Canning Town Caravanserai – an urban laboratory
Lucy Schofield about the Trade School
Kick-starting a new generation of public spaces: Canning Town Caravanserai (CTC) lies close to the Olympic venues and is expected to have both local and global impact, before, during and after the Olympic Games.
This East London grass-roots project brings together community, art, enterprise, entertainment, gardening, cultures – and trade. Business always has been a significant part of a caravanserai, on the world famous Silk Route as well as now parallel to the Silvertown Way.
We meet Lucy Schofield who is involved in helping to organise a season for the Trade School (with Laura Olivia and Taty), which is hosted by the CTC.
Together with Laura Billings and Tessa Brinton who are involved in setting up the London Branch Lucy works on a concept of trade which runs on barter. No money changes hands (which might be helpful in times of economic crises).
It is not a bad location for learning trade: The proximity to the Olympic walkway will bring an estimated 20 000 people per day past the site of CTC.
Lucy, how does the Trade School work?
The Trade School is a self-organized learning space that runs on barter. The first ever Trade School began in New York and now, only 3 years later, the coop has spread across the world to 10 more locations, including Milan, Singapore, and of course London. In April 2012 four Londoners got together and launched Trade School London opening with 13 classes in their first season, hosted by FARM:shop Dalston, an urban farm / cafe in Hackney. And now Trade School London is going outdoors in Canning Town’s very own Caravanserai’s open-air classrooms.
“Barter for instruction” allows people who have a skill (at anything) to share it with others who are interested to learn, in exchange for one of the teacher’s requested items: objects, artwork, advice, a service or food. The power of sharing is just about anything.
What is the most important ressource of CTC’s economy?
Definitely skills. The ethos of the Caravanserai is that value and learning as equally as important as a money-based economy, and therefore one of the key components of the scheme is skills sharing. People can use the Caravanserai as a site for both learning and teaching without monetary exchange, and on a trust-based system. We don’t have much money, but we do have people resources: volunteers, skilled community groups and friends in the local area. A lot of our materials are donated from local building sites, from the Olympic park and the ExCel exhibition centre.

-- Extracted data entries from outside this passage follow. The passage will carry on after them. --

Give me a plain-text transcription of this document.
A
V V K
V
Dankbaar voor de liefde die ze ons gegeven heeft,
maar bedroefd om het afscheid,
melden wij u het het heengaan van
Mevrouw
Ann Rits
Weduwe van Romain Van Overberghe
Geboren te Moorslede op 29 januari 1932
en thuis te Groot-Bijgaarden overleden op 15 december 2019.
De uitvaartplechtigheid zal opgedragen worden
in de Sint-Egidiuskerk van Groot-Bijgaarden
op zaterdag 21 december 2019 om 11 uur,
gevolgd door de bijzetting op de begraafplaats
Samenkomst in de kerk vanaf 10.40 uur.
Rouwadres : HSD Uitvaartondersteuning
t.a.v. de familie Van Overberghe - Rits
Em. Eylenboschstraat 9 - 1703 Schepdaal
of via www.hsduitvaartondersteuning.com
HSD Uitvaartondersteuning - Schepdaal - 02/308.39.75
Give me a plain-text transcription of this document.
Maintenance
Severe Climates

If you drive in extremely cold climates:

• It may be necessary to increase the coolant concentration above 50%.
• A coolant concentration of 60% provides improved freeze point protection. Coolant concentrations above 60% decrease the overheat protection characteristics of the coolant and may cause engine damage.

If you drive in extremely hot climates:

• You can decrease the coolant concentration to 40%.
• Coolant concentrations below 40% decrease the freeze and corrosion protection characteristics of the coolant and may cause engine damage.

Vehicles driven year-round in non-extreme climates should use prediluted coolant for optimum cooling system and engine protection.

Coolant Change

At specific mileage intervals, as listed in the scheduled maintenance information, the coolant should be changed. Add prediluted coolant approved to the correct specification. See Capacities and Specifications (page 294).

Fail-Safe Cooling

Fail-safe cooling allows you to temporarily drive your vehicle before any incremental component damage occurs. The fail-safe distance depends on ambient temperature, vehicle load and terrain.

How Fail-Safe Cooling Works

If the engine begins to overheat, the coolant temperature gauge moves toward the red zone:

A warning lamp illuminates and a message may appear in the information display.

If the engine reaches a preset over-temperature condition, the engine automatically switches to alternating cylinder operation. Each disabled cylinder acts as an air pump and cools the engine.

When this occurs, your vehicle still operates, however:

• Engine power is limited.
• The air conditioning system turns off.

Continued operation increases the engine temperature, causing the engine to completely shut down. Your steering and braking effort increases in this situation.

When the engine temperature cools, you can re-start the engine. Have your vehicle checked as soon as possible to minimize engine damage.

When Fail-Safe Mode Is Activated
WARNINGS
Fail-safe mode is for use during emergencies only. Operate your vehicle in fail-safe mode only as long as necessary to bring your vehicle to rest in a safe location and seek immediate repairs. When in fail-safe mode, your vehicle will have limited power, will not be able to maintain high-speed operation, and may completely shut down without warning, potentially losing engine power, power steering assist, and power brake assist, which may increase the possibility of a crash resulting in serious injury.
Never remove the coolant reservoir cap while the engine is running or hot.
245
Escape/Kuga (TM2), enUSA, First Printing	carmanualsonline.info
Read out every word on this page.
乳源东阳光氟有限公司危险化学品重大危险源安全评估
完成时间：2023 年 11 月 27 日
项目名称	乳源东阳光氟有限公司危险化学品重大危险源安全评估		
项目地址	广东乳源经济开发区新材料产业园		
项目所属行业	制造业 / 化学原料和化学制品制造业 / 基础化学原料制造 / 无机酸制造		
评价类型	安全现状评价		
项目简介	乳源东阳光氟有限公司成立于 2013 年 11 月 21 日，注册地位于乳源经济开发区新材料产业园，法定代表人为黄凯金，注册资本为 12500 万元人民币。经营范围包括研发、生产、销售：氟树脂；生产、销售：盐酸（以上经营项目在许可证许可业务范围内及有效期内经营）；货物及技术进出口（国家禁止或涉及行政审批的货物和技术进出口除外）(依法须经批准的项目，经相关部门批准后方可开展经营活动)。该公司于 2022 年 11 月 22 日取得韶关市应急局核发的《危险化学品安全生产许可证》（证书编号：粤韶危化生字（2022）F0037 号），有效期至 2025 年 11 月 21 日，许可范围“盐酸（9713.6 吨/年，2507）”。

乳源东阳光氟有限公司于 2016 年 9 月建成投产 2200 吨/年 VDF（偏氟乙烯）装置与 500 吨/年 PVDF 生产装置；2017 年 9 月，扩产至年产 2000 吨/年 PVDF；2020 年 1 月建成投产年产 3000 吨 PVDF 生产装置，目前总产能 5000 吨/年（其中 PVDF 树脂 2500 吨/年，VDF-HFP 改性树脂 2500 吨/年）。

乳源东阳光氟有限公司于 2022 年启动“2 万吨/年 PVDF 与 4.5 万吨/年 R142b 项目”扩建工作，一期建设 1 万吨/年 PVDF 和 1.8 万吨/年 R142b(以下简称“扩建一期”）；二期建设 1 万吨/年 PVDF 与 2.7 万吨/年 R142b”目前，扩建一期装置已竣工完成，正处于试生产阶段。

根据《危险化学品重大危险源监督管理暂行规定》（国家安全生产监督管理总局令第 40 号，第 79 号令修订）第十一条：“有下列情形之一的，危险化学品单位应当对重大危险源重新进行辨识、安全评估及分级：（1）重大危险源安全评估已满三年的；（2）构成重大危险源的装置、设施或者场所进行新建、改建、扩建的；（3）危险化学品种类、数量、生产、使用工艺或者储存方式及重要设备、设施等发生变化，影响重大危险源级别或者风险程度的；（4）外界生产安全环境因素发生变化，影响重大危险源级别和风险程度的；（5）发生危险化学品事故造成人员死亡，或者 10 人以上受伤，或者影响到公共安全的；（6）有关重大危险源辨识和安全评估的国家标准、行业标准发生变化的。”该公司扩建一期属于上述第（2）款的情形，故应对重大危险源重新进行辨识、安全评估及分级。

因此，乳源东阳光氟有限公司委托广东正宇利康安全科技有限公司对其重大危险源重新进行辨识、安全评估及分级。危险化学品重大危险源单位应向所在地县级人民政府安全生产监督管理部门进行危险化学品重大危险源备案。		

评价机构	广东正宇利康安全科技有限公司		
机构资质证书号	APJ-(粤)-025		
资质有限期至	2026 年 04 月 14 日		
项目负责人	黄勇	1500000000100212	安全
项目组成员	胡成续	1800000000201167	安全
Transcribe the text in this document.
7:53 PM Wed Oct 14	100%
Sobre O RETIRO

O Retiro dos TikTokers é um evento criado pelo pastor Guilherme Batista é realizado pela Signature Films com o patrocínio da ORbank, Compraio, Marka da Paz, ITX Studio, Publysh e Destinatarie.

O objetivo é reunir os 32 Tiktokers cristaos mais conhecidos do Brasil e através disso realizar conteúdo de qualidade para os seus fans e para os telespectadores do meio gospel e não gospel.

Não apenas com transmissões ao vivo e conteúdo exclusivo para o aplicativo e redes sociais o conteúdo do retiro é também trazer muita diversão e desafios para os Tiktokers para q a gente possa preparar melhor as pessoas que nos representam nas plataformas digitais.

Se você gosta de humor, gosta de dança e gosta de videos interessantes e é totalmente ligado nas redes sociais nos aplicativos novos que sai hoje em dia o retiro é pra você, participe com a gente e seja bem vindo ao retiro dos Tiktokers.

It is perfect that we are south of Stratford and the Olympic Park, opposite a major Olympics transport hub and along the Olympic walking route to the ExCel Centre, which will host several events for the London 2012 Olympic and Paralympic Games.
When people passing by they can see vibrant, adaptable, open courtyard, and running along one side there are small micro enterprise units and bustling production spaces where innovative and sustainable business ventures are invented or re-imagined. Towards the back of the site we’ll build a half pipe for skating and next to it an open landscape.
What is the impact on the Borough?
We promote entrepreneurial activities and encourages business start-ups and incubator opportunities. But things like this do not happen over night.
Kind of a global market then. Will the Trade School be there after the Olympic games?
I hope it will be settled then. At the moment we built up the physical and social manifestation through engagement and activity. Long-term CTC is a living manifesto for a new generation of public spaces. I believe in the idea that CTC is like the ancient caravanserai predecessors will be a destination, an exemplar of Newham’s policy to attract people to live, work and stay.